Grief can sometimes hit us in small waves. While these waves can throw us off course at times, we can at least see the shore ahead, and ride it out. Yet at other times grief can build up like a tsunami due to the many unforeseen undercurrents. It is times like this, for me last night, that we need to properly gage what we are feeling, and responding to. Sometimes we are grieving more than the physical loss of our loved one. Sometimes we are grieving the lack of progress in longstanding concerns for our family. Sometimes we are grieving for other people's pain. Sometimes we are grieving due to the ongoing challenges of parenthood without our spouse beside us.
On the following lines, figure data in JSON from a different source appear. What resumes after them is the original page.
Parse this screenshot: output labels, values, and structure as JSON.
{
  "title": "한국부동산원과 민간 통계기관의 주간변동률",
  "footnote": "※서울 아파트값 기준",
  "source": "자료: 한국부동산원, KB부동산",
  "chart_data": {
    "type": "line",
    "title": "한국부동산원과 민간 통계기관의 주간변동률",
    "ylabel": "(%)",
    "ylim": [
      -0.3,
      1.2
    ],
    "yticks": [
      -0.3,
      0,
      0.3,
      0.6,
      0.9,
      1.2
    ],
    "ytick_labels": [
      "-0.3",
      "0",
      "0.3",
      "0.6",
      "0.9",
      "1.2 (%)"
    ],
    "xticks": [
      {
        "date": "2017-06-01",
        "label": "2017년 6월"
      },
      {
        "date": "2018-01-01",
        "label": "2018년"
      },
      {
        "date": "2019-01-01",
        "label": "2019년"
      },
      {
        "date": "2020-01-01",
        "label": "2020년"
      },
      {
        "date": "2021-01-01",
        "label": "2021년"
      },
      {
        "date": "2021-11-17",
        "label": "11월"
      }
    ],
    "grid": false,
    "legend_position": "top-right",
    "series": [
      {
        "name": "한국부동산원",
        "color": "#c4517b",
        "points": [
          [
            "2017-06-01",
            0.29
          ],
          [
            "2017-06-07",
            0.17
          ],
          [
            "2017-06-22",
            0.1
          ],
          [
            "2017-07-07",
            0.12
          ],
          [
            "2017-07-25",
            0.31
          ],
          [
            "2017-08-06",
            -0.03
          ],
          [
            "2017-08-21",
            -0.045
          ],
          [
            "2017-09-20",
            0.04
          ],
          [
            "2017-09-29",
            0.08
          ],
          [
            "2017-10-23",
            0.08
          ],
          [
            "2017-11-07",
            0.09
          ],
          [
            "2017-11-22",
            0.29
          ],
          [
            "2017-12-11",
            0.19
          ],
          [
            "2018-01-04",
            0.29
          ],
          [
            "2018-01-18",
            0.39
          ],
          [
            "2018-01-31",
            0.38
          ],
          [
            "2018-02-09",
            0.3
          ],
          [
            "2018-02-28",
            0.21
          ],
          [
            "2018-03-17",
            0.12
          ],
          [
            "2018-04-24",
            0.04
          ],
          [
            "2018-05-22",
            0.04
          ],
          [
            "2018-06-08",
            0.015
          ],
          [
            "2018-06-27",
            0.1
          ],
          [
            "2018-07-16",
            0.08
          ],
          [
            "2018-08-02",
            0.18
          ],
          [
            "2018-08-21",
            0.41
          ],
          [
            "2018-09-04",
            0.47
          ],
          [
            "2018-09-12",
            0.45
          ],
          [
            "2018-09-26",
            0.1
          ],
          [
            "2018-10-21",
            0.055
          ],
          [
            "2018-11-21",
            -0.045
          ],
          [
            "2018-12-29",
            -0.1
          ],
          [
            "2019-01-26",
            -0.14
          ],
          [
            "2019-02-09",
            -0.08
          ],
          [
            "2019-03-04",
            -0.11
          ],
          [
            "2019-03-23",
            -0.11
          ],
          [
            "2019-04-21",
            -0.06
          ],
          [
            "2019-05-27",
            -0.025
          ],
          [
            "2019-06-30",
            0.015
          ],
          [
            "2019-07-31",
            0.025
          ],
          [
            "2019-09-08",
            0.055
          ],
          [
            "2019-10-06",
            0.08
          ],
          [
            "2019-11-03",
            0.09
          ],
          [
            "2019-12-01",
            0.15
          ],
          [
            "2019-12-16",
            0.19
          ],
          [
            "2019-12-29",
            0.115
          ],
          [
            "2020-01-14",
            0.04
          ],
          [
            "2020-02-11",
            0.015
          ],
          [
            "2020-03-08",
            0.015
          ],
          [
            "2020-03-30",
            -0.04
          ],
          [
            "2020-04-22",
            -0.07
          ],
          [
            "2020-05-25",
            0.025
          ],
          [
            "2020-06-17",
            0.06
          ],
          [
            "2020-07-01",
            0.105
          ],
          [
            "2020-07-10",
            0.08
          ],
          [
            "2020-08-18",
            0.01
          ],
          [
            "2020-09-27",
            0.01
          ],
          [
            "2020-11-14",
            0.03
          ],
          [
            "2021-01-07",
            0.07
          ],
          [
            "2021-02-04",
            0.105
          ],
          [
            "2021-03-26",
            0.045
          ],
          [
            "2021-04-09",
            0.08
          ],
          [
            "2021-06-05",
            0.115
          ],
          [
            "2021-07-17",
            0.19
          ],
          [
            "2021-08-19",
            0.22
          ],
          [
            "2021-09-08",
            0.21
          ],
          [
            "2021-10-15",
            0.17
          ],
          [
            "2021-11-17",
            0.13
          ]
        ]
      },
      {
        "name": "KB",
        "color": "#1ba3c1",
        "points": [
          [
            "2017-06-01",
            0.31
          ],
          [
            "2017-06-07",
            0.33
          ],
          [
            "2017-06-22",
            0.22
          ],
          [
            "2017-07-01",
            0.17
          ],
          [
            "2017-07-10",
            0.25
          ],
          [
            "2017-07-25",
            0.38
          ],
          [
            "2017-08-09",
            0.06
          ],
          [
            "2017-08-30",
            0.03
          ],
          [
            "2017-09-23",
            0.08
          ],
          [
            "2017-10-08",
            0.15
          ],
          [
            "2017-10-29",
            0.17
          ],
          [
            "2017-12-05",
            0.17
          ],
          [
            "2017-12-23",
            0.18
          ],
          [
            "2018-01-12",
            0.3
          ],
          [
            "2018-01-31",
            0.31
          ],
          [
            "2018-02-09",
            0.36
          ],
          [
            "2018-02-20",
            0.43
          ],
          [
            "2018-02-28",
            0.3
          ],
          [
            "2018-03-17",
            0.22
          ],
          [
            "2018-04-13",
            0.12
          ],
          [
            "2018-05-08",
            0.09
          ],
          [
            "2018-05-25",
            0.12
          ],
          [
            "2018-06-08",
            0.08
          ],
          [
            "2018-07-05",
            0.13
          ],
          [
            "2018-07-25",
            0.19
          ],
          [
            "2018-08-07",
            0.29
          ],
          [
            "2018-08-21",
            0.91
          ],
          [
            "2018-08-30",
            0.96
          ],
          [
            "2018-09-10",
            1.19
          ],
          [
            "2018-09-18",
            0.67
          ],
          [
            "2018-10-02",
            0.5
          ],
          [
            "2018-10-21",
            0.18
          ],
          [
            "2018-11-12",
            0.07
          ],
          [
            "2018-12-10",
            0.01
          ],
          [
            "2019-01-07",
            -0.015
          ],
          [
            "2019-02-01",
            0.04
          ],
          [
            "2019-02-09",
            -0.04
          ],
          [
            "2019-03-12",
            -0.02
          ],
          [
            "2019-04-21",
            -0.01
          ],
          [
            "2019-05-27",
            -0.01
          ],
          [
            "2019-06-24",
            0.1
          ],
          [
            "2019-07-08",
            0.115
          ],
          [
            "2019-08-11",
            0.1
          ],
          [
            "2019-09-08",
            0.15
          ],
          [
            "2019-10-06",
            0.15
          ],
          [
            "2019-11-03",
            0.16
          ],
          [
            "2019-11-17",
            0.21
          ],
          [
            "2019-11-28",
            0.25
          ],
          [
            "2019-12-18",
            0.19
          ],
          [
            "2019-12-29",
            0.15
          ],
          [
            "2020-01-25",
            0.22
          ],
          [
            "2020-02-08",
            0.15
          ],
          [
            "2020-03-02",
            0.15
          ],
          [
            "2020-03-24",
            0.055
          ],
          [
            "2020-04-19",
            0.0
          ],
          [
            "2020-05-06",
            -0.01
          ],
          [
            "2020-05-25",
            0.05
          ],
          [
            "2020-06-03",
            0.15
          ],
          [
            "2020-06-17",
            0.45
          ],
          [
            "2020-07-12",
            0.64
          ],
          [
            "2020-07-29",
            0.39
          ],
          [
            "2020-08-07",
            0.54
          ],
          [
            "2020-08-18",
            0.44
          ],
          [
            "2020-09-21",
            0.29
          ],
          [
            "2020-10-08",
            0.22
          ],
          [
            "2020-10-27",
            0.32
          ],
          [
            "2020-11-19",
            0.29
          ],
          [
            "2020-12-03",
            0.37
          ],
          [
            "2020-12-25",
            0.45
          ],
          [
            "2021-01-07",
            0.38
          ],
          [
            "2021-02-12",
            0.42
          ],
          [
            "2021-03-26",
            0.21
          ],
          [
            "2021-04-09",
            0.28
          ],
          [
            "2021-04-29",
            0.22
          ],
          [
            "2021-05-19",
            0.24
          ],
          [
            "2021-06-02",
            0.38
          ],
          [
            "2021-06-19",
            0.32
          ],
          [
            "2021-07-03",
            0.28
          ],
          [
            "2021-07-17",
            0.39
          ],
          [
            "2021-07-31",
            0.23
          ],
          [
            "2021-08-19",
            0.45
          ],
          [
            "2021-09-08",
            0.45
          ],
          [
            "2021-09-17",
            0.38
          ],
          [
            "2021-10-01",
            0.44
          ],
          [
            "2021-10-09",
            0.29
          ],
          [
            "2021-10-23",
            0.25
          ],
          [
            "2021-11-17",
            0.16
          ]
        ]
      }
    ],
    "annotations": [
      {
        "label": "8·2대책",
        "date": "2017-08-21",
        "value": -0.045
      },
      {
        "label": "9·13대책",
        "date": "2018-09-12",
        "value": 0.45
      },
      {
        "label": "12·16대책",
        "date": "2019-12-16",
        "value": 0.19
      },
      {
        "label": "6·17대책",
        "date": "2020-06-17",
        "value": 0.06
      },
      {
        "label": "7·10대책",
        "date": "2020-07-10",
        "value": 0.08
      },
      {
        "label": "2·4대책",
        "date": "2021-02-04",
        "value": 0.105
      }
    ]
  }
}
In today's disaster movie, the loss and destruction was beyond the scope of earth's inhabitants to appropriately respond. As one would expect, they were left with more casualties than survivors. And so was my evening. I thought I was prepared for the grief that I somehow kept at bay on Thanksgiving. I it would be difficult to weather, but that I could get through it. Yet as the sun went down, many of my life's undercurrents began to rattle within me. Most of these undercurrents are ongoing concerns I have with my children. Before I knew what hit me I was engulfed with anger and grief. Like a volcano, I erupted with torrents of misery's venom. The victims, initially my children. The culprits, okay maybe they had something to do with it. The epicenter, me. It was my response to all the undercurrents that was seismically out of proportion. And in turn, the tsunami of emotion was more than I felt equipped for.
There are times when life feels like one disaster after another. There are times when the difficult reality of our life comes crashing down all around us. There are nights when grief gets it's grip on us so deeply that we fear that we may not survive. Sometimes we feel like we may not want to survive. Sometimes getting through it takes more than what we think we have.
As formula as it is, in all disaster movies we are left with an image of the sun rising once the storm du jour has ended. Peace and calm settles in around us. Peace and calm is what I awoke to as well. As the day continued on I needed to make sure I tended to each of the kid's needs. I needed to give some explanations, and I needed to make some repairs. Tonight I am once again reminded that even when I think my heart and soul can take no more, something is there to make sure I can. In the course of grief we can't always divert these difficult experiences, but remembering our individual history with grief, we can help ourselves get through it. And while we may not get through it unscathed, we will get through it.